PropelHER is one of the programs offered by Queen’s Partnerships and Innovation (QPI), made possible with support from the Government of Canada to Queen’s University and the WE-CAN Project through the Federal Economic Development Agency for Southern Ontario.

Five female entrepreneurs, five very different businesses, with what are on the surface diverse goals:

Five PropelHER participant entrepreneurs

  • Rahel Levesque, a designer of industrial gauges, wants help launching CADzilla, an innovative website aimed at connecting CAD design talent with work;
  • Kerry Fraser, the president of Troon Technologies Canada, a custom software development company, needs to understand the structures that will guide her firm’s global expansion;
  • Melissa Bussiere wants to tap into new ways of selling cutting tools to machine and fabrication shops through her company CLA-DOR;
  • Margaret Eberle, whose QC Integrated Solutions sells testing equipment for electrodes, wants to learn the best way to introduce a new product;
  • Angela Hoyt, a veteran consultant in organization and workforce development, wants to determine what comes next for her business, Evolution Group.

PropelHER is the creation of Judith Pineault, a successful, Kingston-based entrepreneur who also works with QPI through its WE-CAN (Women Entrepreneurs Can program) where she acts a mentor for female entrepreneurs in the city and its surrounding area. This spring saw the launch of the new program.

Pineault wanted to create a program for female entrepreneurs whose businesses were up and running and generating revenue, but her experience over the last year working with similar women through QPI convinced her that she wanted, when it came to a group effort, to try something different.

“Every individual entrepreneur that I’ve worked with for the last year has a very different set of issues, goals and potential obstacles, and one size doesn’t really fit all,” she says. While not criticizing other programs, she says that many incubators and accelerators programs follow a set syllabus. “They tend to be a little bit prescriptive, almost like an academic course – in month one you do this, in month two, you do that. That’s fine. But when I look at individual needs, they don’t follow a curriculum.”

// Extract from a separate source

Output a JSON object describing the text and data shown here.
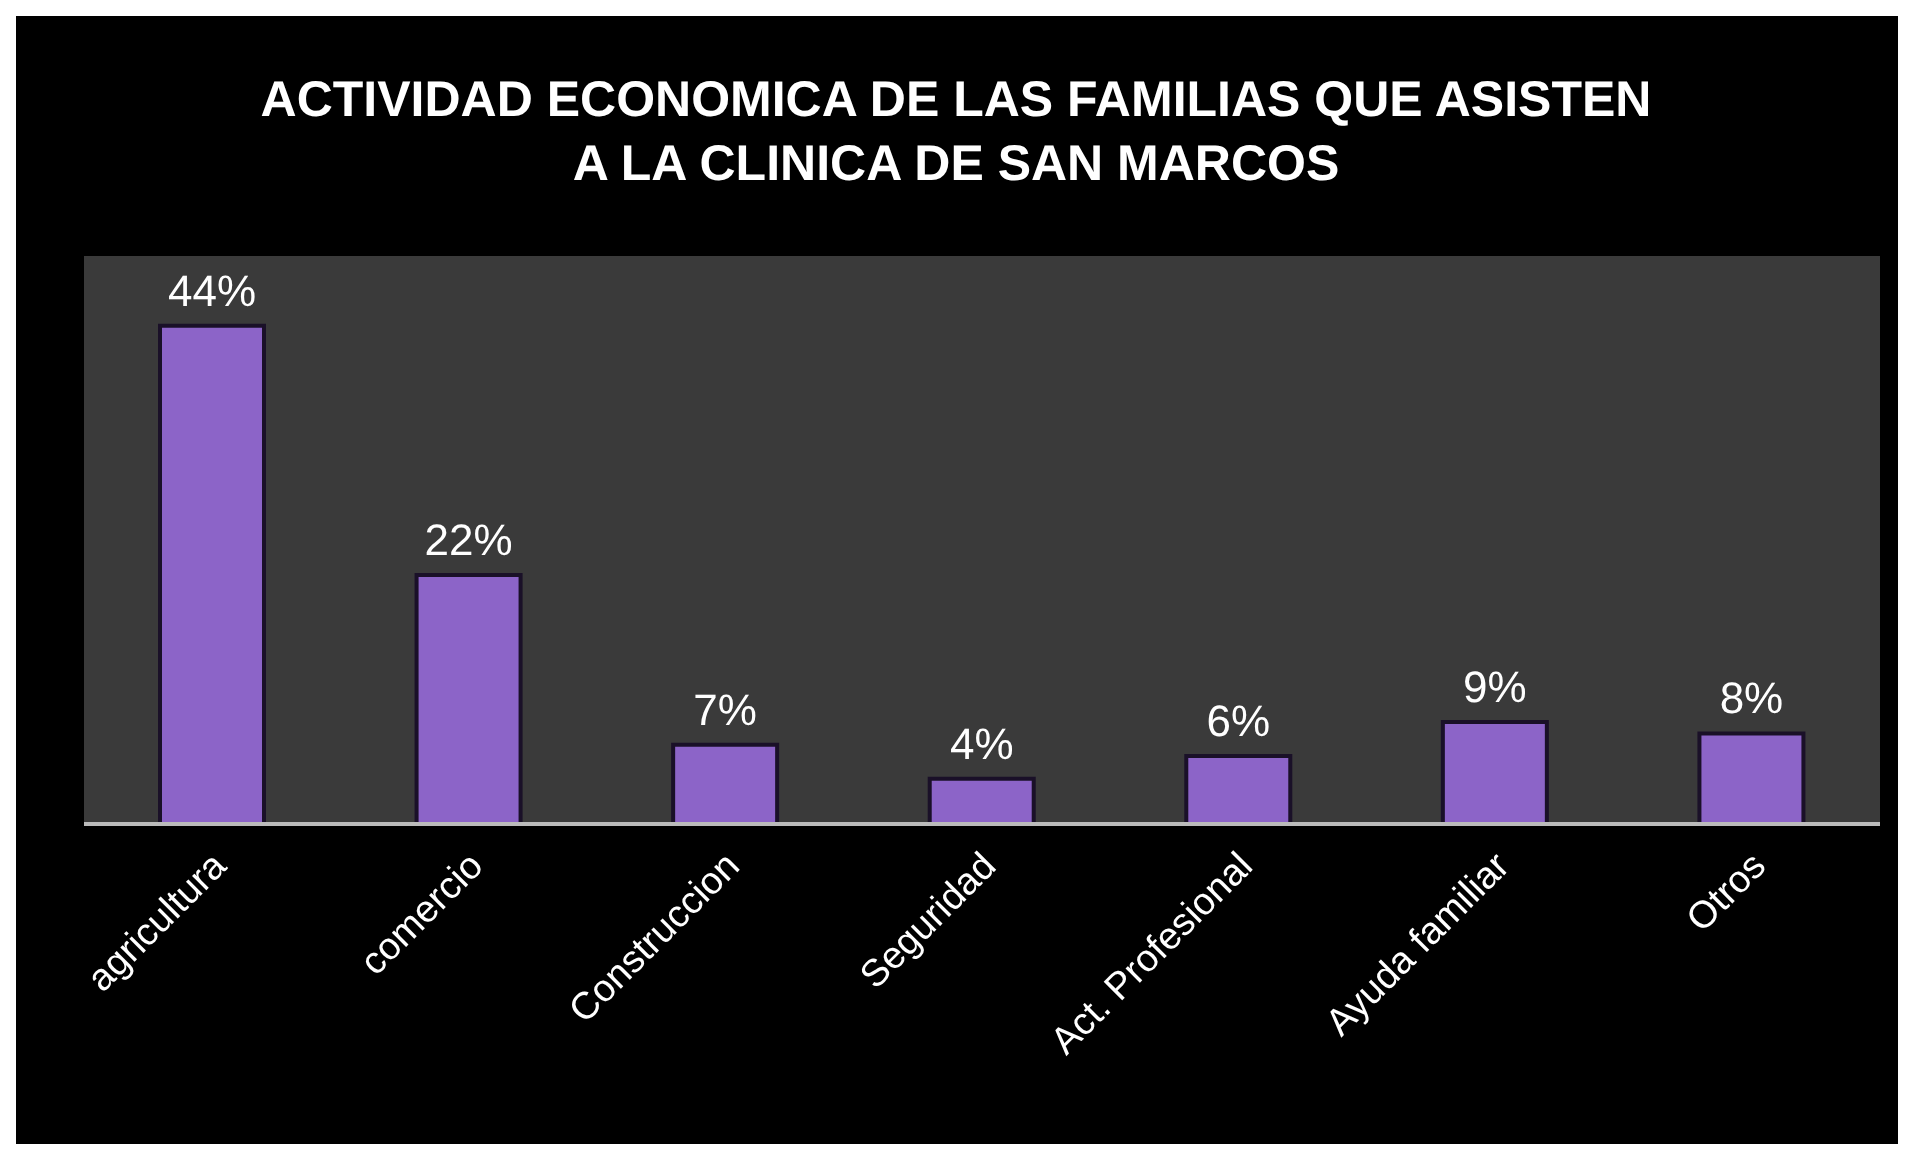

Those individual needs determine what the PropelHER participants focus on, says Pineault. Working with the entrepreneur, Pineault looks at where they currently are and where they want to go. “In some areas of development, people are quite knowledgeable, whereas in others there may be gaps. What I want to do with this program is work out where the gaps are.” From there, working together, they can determine the best way forward for the individual to make sure that they have a solid plan for the future. (Although PropelHER doesn’t follow a rigid curriculum, Pineault does have a number of general points that need to be addressed from what might be called a “diagnostic” perspective, everything from go-to-market strategies to creating pitch decks.)

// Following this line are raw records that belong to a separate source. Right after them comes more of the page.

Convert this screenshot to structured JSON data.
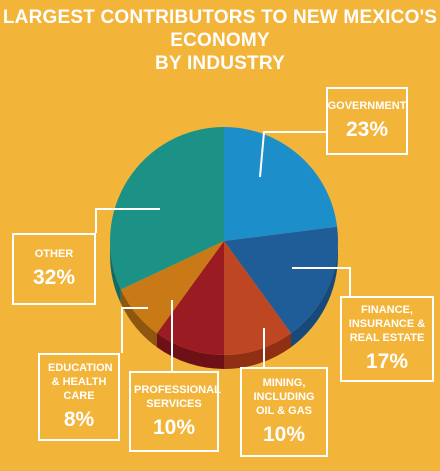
{
  "chart_data": {
    "type": "pie",
    "title": "LARGEST CONTRIBUTORS TO NEW MEXICO'S ECONOMY",
    "subtitle": "BY INDUSTRY",
    "slices": [
      {
        "label": "GOVERNMENT",
        "value": 23,
        "display": "23%",
        "color": "#1C8FCB",
        "side": "#136EA2"
      },
      {
        "label": "FINANCE, INSURANCE & REAL ESTATE",
        "value": 17,
        "display": "17%",
        "color": "#1E5D97",
        "side": "#174A7A"
      },
      {
        "label": "MINING, INCLUDING OIL & GAS",
        "value": 10,
        "display": "10%",
        "color": "#BF4622",
        "side": "#8F2F14"
      },
      {
        "label": "PROFESSIONAL SERVICES",
        "value": 10,
        "display": "10%",
        "color": "#9B1B22",
        "side": "#6E1117"
      },
      {
        "label": "EDUCATION & HEALTH CARE",
        "value": 8,
        "display": "8%",
        "color": "#C97A16",
        "side": "#8E560E"
      },
      {
        "label": "OTHER",
        "value": 32,
        "display": "32%",
        "color": "#1B9285",
        "side": "#136A60"
      }
    ]
  }
}
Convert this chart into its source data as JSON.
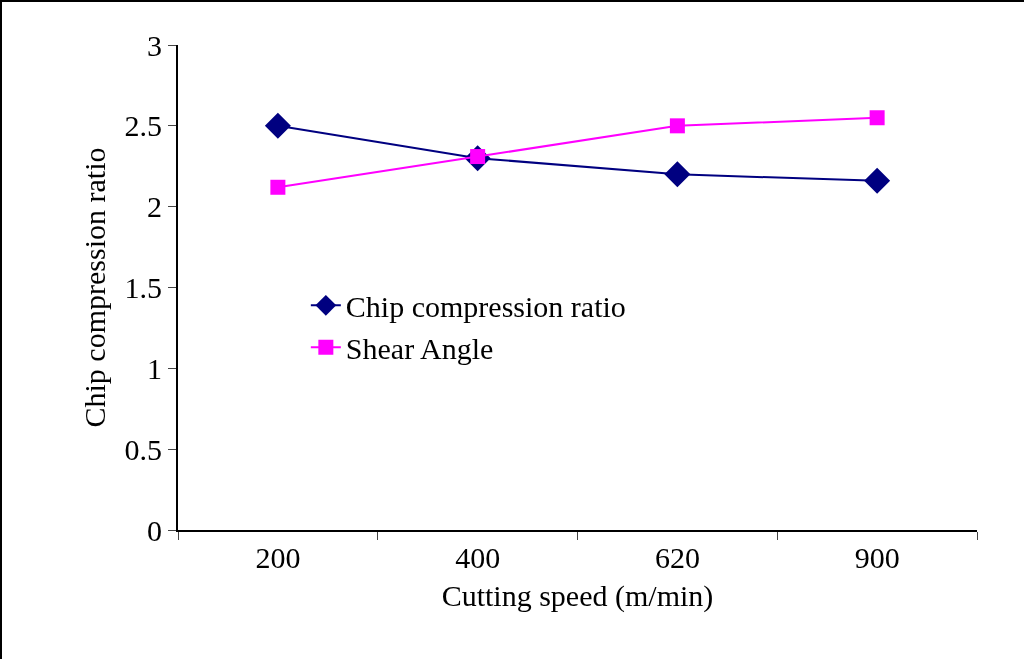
{
  "chart_data": {
    "type": "line",
    "xlabel": "Cutting speed (m/min)",
    "ylabel": "Chip compression ratio",
    "categories": [
      "200",
      "400",
      "620",
      "900"
    ],
    "series": [
      {
        "name": "Chip compression ratio",
        "color": "#000080",
        "marker": "diamond",
        "values": [
          2.5,
          2.3,
          2.2,
          2.16
        ]
      },
      {
        "name": "Shear Angle",
        "color": "#ff00ff",
        "marker": "square",
        "values": [
          2.12,
          2.31,
          2.5,
          2.55
        ]
      }
    ],
    "ylim": [
      0,
      3
    ],
    "yticks": [
      0,
      0.5,
      1,
      1.5,
      2,
      2.5,
      3
    ],
    "grid": false,
    "legend": "center left"
  }
}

What does that mean in practice? “We have a one-on-one meeting every week,” says Rahel Levesque, actually a CAD designer with a thriving business who is looking to branch out.” “We touch base and kind of go through the process, the next steps and the things we should be thinking about for the future.” “For the one-on-ones,” says Kerry Fraser, “we’ll have a conversation and then I’ll have action items that come out of it.” After that, she says “I’ll update her on my progress.” “We concentrate more on the digital marketing end of things,” says Melissa Bussiere of her time with Judith, “because I’ll be honest that’s not something I am well-versed in.” Others are focused on their business’s structure or learning who and what their competition is.

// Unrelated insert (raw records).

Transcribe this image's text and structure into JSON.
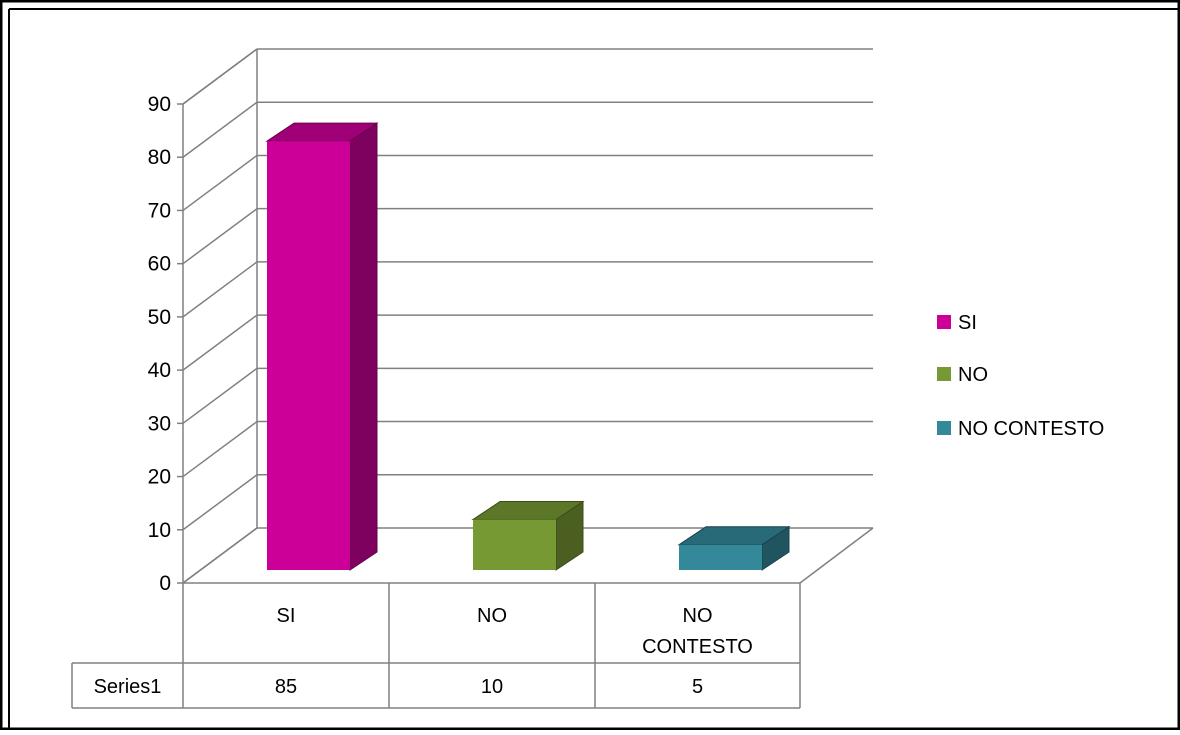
{
  "chart_data": {
    "type": "bar",
    "categories": [
      "SI",
      "NO",
      "NO CONTESTO"
    ],
    "category_label_lines": [
      [
        "SI"
      ],
      [
        "NO"
      ],
      [
        "NO",
        "CONTESTO"
      ]
    ],
    "series": [
      {
        "name": "Series1",
        "values": [
          85,
          10,
          5
        ]
      }
    ],
    "point_colors": [
      "#cc0099",
      "#779933",
      "#338899"
    ],
    "ylim": [
      0,
      90
    ],
    "yticks": [
      0,
      10,
      20,
      30,
      40,
      50,
      60,
      70,
      80,
      90
    ],
    "grid": true,
    "three_d": true,
    "legend": {
      "position": "right",
      "entries": [
        "SI",
        "NO",
        "NO CONTESTO"
      ]
    },
    "data_table": {
      "row_header": "Series1",
      "values": [
        "85",
        "10",
        "5"
      ]
    },
    "title": "",
    "xlabel": "",
    "ylabel": ""
  }
}
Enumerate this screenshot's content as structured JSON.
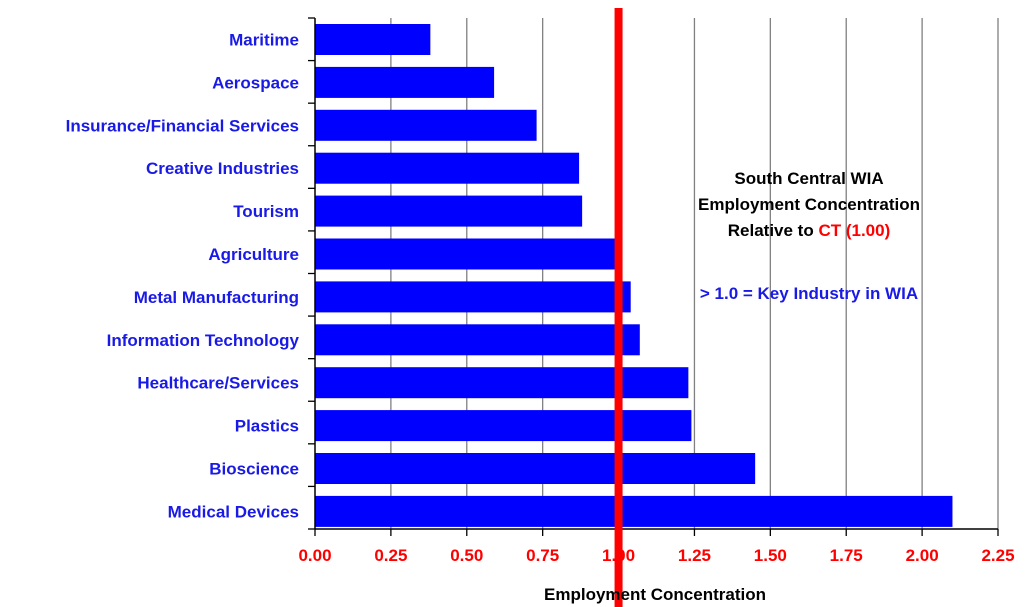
{
  "chart_data": {
    "type": "bar",
    "orientation": "horizontal",
    "categories": [
      "Maritime",
      "Aerospace",
      "Insurance/Financial Services",
      "Creative Industries",
      "Tourism",
      "Agriculture",
      "Metal Manufacturing",
      "Information Technology",
      "Healthcare/Services",
      "Plastics",
      "Bioscience",
      "Medical Devices"
    ],
    "values": [
      0.38,
      0.59,
      0.73,
      0.87,
      0.88,
      0.99,
      1.04,
      1.07,
      1.23,
      1.24,
      1.45,
      2.1
    ],
    "title": "",
    "xlabel": "Employment Concentration",
    "ylabel": "",
    "xlim": [
      0,
      2.25
    ],
    "x_ticks": [
      "0.00",
      "0.25",
      "0.50",
      "0.75",
      "1.00",
      "1.25",
      "1.50",
      "1.75",
      "2.00",
      "2.25"
    ],
    "grid": "vertical",
    "reference_line": {
      "value": 1.0,
      "color": "#ff0000"
    },
    "bar_color": "#0000ff",
    "annotation": {
      "line1": "South Central WIA",
      "line2": "Employment Concentration",
      "line3_prefix": "Relative to ",
      "line3_highlight": "CT (1.00)",
      "key_note": "> 1.0 = Key Industry in WIA"
    }
  },
  "colors": {
    "bar": "#0000ff",
    "category_text": "#1a1ae6",
    "tick_text": "#ff0000",
    "reference_line": "#ff0000",
    "grid": "#808080"
  }
}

To augment their weekly one-on-one sessions the participants also meet jointly once a month, which gives them a chance to meet one another and learn from their fellow participants’ sometimes very different experiences. “What is so lovely about this,” says Angela Hoyt, “is we’re not in the same industry, so I can so I can talk about business challenges and ideas in a confidential space.”

Talking about her fellow participants, Levesque says, “It was exciting to hear all of the stories and ways they have met and/or exceeded their goals, and it gave me some extra motivation to keep pushing forward.” In the long run, these group sessions may lay the ground work for possible networking opportunities or even cooperative ventures among the participants; in the short run if the group sessions reveal common problems, Pineault can call for help from the many subject matter experts in her networks.

Although the 20-week program won’t wind up till September, the participants are already seeing the benefits of the program and working with Pineault. “I think my toolkit is growing larger and larger every time we meet,” says Margaret Eberle. No less valuable than Pineault’s knowledge gleaned first-hand from years as an entrepreneur in the Kingston area, are the extensive professional networks she has built up and makes available to the participants. “Just being able to access that network of resources in our community is huge for me,” says Bussiere.  For Hoyt, the program provides a great chance to, as she puts it, “work on the company not in the company.”

“I am in the place of contemplation and reflection now, and I hope that by the end of the program, I have more clarity,” she says. Levesque hopes that by the end of the program she’ll have her CADzilla site either up and running or ready to launch. Says Fraser: “My hope is that we’ll have a significant improvement in our ability to scale and we the partners can focus on the business.”

“I absolutely would recommend the program,” says Eberle, citing the value of an experienced guide, someone “to bounce ideas off, who will give you an open, honest answer, and ask you the eye-opening questions.”